Just as you might expect, the conservative media lost it.
“I think this is social engineering run amok,” argued conservative pundit Michelle Malkin on the August 13 edition of Fox & Friends (Raw Story, 8/13/13). Malkin was most appalled at the idea of transgender youth having the autonomy to choose which bathroom they prefer to use: “Really, I think it’s a usurpation of local, parental and community control.”
Fox & Friends host Eric Bolling characterized being transgender as a disease or contagion passed from one child to another, and warned of a “very scary, slippery slope.”
Co-host Gretchen Carlson, ignoring the often extreme levels of discrimination transgender youth face, was more concerned that horny teens might falsely identify as transgender to sneak a peek at the opposite sex. “Can you imagine now, the boys want to go into the girls bathroom and the girls want to go into the boys bathroom, and they can just say, ‘Oh, well, I was transgender for the moment.’”
While right-wing media were openly hostile towards transgender people, other corporate outlets displayed a more subtle bigotry by providing transphobic individuals a platform to spew their hatred in the name of “balance.”
Randy Thomasson, the head of Save California—labeled a hate group by the Southern Poverty Law Center (SPLC)—was invited to appear on CNN Newsroom (8/13/13) to debate Masen Davis, the transgender executive director of the Transgender Law Center, about the groundbreaking law.
Thomasson echoed Fox News’ baseless fears about boys using what he called “sexual indoctrination laws” to invade the privacy of female classmates in the bathroom.

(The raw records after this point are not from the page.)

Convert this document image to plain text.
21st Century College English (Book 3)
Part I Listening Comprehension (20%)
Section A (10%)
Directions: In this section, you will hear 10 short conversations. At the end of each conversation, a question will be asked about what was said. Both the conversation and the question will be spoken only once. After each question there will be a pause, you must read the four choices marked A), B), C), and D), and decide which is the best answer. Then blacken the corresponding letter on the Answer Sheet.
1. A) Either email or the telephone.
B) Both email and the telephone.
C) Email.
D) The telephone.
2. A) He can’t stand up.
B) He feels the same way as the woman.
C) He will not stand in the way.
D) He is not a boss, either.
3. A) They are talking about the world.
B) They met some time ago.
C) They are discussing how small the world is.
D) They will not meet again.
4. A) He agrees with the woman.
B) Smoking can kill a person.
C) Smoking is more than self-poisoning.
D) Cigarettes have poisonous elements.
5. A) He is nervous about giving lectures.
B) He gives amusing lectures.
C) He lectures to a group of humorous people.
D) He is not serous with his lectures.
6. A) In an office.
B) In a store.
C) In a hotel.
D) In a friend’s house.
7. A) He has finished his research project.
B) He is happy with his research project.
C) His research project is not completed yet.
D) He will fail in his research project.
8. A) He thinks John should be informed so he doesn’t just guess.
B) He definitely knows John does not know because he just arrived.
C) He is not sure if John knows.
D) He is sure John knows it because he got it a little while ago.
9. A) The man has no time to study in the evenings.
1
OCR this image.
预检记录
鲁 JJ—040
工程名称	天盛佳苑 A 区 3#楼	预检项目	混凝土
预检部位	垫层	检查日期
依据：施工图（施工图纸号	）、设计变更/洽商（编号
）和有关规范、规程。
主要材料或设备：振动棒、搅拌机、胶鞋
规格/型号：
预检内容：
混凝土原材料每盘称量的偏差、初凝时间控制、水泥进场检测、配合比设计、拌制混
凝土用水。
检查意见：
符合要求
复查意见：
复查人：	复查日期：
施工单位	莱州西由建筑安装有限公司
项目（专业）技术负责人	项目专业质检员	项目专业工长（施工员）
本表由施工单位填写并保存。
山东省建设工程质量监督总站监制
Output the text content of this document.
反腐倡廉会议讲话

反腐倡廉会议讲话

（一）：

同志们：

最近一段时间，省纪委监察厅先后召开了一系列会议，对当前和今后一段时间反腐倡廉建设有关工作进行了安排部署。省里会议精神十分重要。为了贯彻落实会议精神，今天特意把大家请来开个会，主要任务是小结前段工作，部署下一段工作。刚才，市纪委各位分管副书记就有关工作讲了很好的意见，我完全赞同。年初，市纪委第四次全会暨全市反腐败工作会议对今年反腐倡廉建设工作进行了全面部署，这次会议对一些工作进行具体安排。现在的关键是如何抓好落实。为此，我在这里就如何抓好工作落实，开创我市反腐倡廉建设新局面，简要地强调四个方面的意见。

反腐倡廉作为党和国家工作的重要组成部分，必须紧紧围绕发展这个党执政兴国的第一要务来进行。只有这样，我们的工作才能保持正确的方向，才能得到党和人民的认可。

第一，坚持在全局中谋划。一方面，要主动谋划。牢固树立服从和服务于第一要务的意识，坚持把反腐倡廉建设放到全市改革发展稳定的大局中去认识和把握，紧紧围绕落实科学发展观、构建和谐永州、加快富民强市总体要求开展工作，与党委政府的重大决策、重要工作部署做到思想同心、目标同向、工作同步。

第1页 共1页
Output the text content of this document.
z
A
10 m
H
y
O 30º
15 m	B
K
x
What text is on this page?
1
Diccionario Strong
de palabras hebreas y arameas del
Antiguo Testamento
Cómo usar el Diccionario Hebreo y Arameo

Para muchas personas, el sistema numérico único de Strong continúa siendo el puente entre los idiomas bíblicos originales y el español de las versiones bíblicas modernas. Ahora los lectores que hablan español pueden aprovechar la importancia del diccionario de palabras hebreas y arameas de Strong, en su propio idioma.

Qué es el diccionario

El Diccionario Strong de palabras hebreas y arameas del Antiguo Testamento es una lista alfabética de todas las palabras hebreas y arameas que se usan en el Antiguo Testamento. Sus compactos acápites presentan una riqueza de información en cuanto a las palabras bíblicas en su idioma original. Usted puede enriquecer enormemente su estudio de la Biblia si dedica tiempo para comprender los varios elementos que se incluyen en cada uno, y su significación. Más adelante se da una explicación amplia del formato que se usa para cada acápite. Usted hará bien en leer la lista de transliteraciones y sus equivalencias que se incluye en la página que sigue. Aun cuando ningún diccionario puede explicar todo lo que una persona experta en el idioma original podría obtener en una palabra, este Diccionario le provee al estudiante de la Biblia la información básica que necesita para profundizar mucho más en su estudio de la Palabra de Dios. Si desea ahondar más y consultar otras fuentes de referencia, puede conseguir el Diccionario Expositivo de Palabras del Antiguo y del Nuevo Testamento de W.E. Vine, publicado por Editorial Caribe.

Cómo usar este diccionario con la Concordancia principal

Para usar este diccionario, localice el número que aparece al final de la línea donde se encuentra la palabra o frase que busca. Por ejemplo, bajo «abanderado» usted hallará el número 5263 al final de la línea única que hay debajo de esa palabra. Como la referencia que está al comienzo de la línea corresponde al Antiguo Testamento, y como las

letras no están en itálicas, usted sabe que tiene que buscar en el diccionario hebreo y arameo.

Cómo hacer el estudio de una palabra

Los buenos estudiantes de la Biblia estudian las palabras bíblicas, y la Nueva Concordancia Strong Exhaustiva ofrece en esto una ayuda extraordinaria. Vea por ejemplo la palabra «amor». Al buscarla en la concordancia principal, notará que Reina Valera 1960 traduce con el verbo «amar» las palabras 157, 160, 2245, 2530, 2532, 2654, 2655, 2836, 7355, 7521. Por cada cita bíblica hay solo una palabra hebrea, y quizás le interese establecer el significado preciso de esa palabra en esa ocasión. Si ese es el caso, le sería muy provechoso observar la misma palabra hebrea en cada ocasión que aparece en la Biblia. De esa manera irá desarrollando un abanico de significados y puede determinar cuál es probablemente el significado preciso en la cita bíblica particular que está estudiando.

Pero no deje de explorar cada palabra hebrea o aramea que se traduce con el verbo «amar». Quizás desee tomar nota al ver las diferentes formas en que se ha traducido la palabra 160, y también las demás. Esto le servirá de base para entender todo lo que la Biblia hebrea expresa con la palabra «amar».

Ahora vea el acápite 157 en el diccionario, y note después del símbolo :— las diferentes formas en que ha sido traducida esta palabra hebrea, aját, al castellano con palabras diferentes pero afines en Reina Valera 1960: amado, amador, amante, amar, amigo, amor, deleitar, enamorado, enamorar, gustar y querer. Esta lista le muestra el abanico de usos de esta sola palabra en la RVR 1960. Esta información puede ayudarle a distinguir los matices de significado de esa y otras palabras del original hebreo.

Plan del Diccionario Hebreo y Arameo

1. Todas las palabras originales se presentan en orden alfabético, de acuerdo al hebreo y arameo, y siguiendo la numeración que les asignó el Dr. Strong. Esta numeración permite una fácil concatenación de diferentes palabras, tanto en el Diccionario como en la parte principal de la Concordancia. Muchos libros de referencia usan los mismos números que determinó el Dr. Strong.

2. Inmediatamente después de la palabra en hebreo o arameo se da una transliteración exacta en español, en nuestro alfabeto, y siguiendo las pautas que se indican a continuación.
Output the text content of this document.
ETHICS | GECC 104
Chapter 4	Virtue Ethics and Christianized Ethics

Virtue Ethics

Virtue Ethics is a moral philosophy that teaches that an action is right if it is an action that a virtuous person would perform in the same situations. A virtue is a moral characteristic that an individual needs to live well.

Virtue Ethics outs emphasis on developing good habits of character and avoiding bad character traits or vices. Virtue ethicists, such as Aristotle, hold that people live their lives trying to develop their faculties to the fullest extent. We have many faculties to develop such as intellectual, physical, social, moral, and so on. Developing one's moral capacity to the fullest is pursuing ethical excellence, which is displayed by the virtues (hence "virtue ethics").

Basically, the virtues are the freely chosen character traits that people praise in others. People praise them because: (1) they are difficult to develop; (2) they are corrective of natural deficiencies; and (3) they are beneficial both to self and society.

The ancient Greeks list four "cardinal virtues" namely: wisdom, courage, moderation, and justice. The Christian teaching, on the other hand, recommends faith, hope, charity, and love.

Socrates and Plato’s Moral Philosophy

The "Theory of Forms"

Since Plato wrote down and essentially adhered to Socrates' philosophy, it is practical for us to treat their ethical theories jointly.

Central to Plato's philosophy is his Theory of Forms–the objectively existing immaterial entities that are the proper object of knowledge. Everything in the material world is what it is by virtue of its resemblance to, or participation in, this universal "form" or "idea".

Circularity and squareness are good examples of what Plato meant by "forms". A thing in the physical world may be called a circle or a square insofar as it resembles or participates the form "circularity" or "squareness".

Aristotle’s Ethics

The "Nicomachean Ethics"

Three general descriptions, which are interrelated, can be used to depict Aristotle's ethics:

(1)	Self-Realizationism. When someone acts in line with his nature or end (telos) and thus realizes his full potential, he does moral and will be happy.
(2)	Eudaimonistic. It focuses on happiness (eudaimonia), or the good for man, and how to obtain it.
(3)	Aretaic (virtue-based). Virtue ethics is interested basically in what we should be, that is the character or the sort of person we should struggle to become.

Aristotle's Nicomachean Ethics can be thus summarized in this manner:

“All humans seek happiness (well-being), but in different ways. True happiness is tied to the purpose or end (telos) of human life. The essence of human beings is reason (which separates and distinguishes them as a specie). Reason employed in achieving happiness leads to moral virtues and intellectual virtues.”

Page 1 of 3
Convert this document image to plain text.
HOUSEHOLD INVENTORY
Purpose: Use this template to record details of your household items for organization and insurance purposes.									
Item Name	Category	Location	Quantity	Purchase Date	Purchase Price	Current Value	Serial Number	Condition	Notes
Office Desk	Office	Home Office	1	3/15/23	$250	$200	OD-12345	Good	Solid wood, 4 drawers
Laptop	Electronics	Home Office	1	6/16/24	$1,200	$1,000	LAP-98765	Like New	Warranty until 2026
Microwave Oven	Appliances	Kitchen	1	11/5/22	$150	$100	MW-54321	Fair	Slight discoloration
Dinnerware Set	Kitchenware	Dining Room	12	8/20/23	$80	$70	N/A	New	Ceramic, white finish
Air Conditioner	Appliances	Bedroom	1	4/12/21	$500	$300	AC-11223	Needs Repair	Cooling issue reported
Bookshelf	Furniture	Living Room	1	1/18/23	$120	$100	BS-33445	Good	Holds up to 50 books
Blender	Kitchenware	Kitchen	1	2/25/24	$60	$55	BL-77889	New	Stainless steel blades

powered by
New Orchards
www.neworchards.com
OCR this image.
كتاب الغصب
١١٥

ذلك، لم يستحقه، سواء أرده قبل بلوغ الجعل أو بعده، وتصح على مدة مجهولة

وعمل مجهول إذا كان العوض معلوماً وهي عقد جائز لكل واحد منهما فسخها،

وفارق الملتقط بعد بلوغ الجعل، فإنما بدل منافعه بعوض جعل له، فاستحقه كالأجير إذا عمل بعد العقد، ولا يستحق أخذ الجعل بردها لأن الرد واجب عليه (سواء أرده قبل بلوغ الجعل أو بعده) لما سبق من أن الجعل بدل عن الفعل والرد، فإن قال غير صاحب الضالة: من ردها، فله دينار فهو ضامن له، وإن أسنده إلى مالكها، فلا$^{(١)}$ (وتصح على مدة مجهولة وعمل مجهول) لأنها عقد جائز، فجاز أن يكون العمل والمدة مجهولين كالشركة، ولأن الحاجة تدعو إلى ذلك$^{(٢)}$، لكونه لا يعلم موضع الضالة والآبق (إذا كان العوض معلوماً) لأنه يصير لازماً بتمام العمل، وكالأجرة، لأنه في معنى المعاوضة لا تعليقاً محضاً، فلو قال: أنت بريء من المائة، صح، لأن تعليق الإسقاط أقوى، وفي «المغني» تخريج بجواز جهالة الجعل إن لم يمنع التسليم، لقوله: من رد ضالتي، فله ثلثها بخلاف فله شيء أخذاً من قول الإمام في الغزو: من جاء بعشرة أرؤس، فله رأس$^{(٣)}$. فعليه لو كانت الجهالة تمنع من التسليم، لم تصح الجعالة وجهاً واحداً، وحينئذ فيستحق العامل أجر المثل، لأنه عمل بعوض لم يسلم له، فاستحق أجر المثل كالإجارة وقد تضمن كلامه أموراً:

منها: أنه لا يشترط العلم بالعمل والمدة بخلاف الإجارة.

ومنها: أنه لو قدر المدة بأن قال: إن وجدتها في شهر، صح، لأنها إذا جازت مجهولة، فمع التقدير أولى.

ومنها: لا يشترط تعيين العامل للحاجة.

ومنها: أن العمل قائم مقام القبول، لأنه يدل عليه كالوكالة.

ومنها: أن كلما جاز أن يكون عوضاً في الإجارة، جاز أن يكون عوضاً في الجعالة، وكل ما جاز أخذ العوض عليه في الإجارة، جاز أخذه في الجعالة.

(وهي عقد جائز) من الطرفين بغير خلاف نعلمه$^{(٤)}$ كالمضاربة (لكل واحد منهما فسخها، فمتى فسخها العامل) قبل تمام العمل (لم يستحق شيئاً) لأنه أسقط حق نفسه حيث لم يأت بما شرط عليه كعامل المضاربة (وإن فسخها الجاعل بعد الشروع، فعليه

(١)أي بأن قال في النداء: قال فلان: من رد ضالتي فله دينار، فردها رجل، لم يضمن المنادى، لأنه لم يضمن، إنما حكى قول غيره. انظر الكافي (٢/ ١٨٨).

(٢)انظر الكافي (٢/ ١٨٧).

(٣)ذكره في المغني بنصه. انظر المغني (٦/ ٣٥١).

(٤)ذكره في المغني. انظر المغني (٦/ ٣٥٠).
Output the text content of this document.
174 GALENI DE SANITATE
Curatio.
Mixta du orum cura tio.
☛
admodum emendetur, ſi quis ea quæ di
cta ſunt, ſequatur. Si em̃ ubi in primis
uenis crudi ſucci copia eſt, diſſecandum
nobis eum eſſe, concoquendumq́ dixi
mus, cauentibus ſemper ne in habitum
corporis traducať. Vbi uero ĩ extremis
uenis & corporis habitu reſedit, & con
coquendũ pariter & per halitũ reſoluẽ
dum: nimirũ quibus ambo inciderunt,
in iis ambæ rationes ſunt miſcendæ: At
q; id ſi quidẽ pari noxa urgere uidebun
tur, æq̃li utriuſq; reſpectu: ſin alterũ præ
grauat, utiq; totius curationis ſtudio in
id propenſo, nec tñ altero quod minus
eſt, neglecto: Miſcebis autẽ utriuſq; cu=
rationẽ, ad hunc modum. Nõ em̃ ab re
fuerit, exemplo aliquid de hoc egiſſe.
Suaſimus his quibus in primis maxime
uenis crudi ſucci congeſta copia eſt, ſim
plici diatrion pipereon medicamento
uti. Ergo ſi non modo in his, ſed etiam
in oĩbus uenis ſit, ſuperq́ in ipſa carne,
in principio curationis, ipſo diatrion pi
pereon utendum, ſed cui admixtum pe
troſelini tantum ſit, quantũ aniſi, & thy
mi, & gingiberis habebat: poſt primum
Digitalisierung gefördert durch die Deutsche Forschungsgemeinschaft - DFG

He claimed that transgender youth were “sexually confused” and linked transgender identity to sexual abuse.
As the segment came to a close, the host reminded the audience that the network “just wanted to make sure we heard both sides here.” Thomasson then signed off by referring to both the host and Davis, a transgender man, as “ladies.” Davis later responded, “Failing to honor the gender identity of a transgender person is a common way for anti-equality zealots to try to undermine our credibility and humanity” (Raw Story, 8/13/13).
At least CNN invited a transgender person to speak—unlike the Associated Press (8/12/13), which failed to include a single quote from a trans person while allotting three paragraphs for the transphobic rantings of Karen England, executive director of the anti-LGBT Capitol Resource Institute.
The media’s willful misgendering of Chelsea Manning combined with open hostility toward the trans community and a repeated failure to air trans voices sends the message that the needs and lives of transgender people—one of the most marginalized groups in the country—are insignificant, and secondary to the comfort of those whose gender identities match the sex they were assigned at birth. Is it any wonder, then, that states are enacting laws to protect their transgender youth from such bigotry?